The project was scheduled to begin with Hawaii and end atop Mount McKinley in Alaska. Unfortunately, more than halfway through the project, Huston learned that the original schedule had been planned poorly and his group had to start over again.
`They said to start in April, so I went ahead and started in April,` he said. `All of a sudden it became very apparent to me that the
The Northeast was really in bad shape. We couldn’t even get into some of the parks to go climb them, and the mountains in the Western states were full of snow. We had started climbing way too early.
`So, I went and climbed Mount McKinley after doing 33 states and started the clock over again on June 1 at 5:10 P.M. At that point, we hurried down Mount McKinley, went back and re-did all those states, and then picked up the ones in the Northeast.` Sixty-six days later Huston completed his quest by reaching the 13,796-foot summit of Mauna Kea, Hawaii’s tallest mountain.
In January, Huston left California to return to Tulsa, where he now shares a South Tulsa office with his father, Bill Huston, president of Huston Lumber Sales.

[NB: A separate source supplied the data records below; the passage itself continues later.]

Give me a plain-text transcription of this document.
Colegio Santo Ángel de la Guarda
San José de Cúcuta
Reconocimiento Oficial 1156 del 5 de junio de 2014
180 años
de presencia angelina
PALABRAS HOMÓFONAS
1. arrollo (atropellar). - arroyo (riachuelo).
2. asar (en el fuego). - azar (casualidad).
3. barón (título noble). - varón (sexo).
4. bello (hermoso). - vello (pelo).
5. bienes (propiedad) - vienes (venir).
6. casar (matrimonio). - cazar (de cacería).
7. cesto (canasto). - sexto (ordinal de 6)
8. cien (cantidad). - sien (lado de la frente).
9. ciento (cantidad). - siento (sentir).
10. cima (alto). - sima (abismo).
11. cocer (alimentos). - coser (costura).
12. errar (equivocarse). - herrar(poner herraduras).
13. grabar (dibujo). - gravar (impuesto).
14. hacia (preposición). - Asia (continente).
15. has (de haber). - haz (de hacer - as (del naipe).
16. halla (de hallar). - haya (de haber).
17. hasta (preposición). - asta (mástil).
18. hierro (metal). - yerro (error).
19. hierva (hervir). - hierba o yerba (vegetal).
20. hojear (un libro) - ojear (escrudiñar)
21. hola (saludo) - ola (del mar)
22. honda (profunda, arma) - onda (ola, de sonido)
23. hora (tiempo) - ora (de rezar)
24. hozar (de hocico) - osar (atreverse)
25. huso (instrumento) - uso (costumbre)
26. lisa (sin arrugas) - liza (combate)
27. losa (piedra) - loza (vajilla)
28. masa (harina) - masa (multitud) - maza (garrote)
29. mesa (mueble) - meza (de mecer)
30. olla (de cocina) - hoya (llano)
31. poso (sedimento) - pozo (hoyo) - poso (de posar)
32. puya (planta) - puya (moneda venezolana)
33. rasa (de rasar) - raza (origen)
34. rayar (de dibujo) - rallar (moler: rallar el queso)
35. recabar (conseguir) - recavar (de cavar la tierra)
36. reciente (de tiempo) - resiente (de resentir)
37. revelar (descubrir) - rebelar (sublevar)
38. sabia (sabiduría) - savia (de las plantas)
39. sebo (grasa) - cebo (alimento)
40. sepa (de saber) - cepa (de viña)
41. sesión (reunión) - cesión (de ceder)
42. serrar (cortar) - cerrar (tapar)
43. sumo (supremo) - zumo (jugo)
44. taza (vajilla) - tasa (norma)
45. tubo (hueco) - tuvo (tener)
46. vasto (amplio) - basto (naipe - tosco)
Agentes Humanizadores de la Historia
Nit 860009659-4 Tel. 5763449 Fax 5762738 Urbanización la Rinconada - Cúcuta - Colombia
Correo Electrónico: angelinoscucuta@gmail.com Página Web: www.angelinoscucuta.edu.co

Through his newly established business, Huston Resources, Huston coordinates his many speaking and promotional engagements across the country and throughout the world.
Last week he spoke at events in Salt Lake City, Sun Valley, Idaho, and New Orleans. Huston said he is happy to be back in Oklahoma.
`My family is here, and I realized there were a lot of economic advantages to living in Tulsa,` he said. `One, the cost of living is much cheaper than in California — and also the cost of business. Oklahoma is much friendlier to do business in than California.
`Tulsa is also more centrally located. I do so much traveling that every time I do something east of the Rockies it’s a full day, then a full day to get back. It’s not good time management to have to spend so much time flying from one end of the country to another.`
In March, Huston will travel to Australia for several speaking engagements. While there, he plans to climb the country’s tallest mountain, Mount Koscioski, to kick off his world mountain-climbing tour.
His plans are to climb the highest mountain in every country in the world. Unlike the 50 Peaks project, he will not attempt to break any world time records accomplishing this task. Huston also has a new woman in his life, a childhood friend he ran into at church.
Huston attributes his success to an inner fortitude and determination that comes from his faith in God.
`With psychology, you can change people’s environment, but unless they have something spiritual, faith in God and a direction that comes from a higher source, it’s kind of like you have the whole formula, but you’re missing that one little piece and it all crumbles,` he said.
`It may work to a certain point and then it crumbles, and it may seem as if it’s working but it doesn’t. There is no solid ground to it.